Blue Water Bay worth the drive
Published: Friday, August 1, 2003 at 6:01 a.m.
Last Modified: Friday, August 1, 2003 at 3:01 a.m.
Blue Water Bay has been a well-known restaurant for about 30 years. But it's only been open since February.
A fire claimed this longtime Melrose landmark on Oct. 28, 2001. It took 15 months for Byron Terwillegar and his father, Clyde, to rebuild it, but Blue Water Bay re-opened on Feb. 13.
It was worth the wait.
The dining room, paneled in cypress, is eclectically comfortable with stained glass, white linen and high-backed leather arm chairs (procured from the now-defunct Heritage Club in Gainesville). The menu is wide-ranging, featuring fresh fish, seafood, steaks and a couple of Cajun-Creole entrées for good measure. The wine list is surprisingly good, too.
It all adds up to quite a treat, one the people of Melrose and visitors to Lake Santa Fe should embrace.
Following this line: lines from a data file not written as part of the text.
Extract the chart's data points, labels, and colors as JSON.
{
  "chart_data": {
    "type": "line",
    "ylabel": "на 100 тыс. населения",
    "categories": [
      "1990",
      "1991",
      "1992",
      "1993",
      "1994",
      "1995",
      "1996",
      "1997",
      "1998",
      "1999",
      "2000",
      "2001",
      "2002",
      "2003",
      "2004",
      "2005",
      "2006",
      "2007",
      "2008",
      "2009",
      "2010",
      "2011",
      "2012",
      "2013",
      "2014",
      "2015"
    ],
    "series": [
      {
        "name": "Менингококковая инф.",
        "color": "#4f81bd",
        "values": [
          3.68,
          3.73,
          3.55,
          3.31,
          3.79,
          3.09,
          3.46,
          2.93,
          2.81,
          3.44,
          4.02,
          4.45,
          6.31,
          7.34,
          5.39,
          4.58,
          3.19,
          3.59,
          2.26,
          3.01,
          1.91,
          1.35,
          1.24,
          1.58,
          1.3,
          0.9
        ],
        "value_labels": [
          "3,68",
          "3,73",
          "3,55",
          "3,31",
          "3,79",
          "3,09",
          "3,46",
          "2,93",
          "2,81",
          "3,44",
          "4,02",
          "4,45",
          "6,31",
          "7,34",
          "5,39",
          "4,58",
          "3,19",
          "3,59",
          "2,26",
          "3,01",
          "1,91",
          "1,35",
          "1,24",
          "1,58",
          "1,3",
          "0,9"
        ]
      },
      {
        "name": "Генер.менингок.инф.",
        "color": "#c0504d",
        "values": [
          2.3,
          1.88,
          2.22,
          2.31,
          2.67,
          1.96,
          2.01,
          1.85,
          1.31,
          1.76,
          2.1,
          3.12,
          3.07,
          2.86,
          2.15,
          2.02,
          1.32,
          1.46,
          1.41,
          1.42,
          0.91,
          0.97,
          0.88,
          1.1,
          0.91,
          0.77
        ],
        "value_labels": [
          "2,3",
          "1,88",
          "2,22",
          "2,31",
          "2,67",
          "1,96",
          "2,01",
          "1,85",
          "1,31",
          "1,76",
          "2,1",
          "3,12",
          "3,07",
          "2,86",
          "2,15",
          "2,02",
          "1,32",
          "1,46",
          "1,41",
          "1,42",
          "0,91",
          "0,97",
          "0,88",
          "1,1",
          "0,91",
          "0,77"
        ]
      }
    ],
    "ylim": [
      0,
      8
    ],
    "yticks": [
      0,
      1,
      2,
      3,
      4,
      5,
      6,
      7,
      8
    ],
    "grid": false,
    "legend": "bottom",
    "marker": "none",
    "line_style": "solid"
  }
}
You'll feel comfortable dressed up, or down, with children or without.
Everything, from the herb garden growing in front, to appetizers, entrees and desserts, is a little out of the ordinary. That's what makes Blue Water Bay worth the 25-minute trip from downtown Gainesville.
Among the appetizers, it's hard to find a loser. The portobello mushrooms stuffed with sautéed crayfish tails (and sometimes asparagus, too) are hard to beat ($9.95), and for lovers of escargot, the "baker's dozen" sautéed with wine, mushrooms and roasted garlic are a cut above the usual ($7.95). Portobello pommes frites (fried potatoes) and a mango and brie quesadilla with herb salsa ($7.95 each) sound good, too.
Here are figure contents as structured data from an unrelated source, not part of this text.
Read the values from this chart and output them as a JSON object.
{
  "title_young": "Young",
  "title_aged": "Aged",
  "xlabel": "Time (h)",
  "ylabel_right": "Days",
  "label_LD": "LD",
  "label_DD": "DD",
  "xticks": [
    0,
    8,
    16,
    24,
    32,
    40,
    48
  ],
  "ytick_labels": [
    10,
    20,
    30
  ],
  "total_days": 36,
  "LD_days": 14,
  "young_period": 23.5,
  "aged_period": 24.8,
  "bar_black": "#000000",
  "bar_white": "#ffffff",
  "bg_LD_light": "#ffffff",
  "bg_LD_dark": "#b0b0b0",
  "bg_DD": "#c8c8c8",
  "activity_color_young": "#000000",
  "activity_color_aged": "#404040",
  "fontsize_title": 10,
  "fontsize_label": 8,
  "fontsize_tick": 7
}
I was astonished by the most unusual entree on the menu: crawfish etouffee served over rice pilaf ($15.95). I tried it on the server's recommendation and was pleasantly surprised. It was everything etouffee should be - a thick, spicy stew of crayfish and vegetables made flavorful by an earthy, dark roux. Beware, though, the menu says it's mild, but ours was fairly spicy.
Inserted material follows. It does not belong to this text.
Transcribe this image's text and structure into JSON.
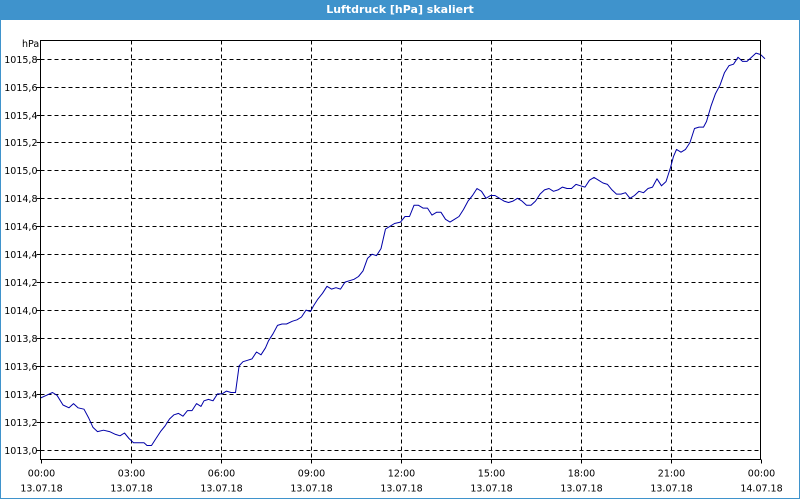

Blue Water Bay serves great fried shrimp. They are luscious, lightly breaded and quickly fried ($12.95). Or try the BWB Combo, a char-grilled sirloin and fried shrimp ($15.95) or fried oysters ($14.95).
The restaurant has a popular (and gigantic) seafood platter, broiled or fried. The $25.95 version will serve two easily, and the $39.95 version will satisfy most parties of four. On Friday and Saturday nights, there is a seafood buffet.
Entree prices range from $12.95 to around $22. Each is served with a good house salad and choice of baked potato French fries, red or black beans and rice or herb pasta.
Don't miss dessert. There are only three on the menu - Key lime pie, carrot cake and brownies ($3.95 each) - but you won't go wrong. And if you're lucky, there might be some sour orange pie on hand.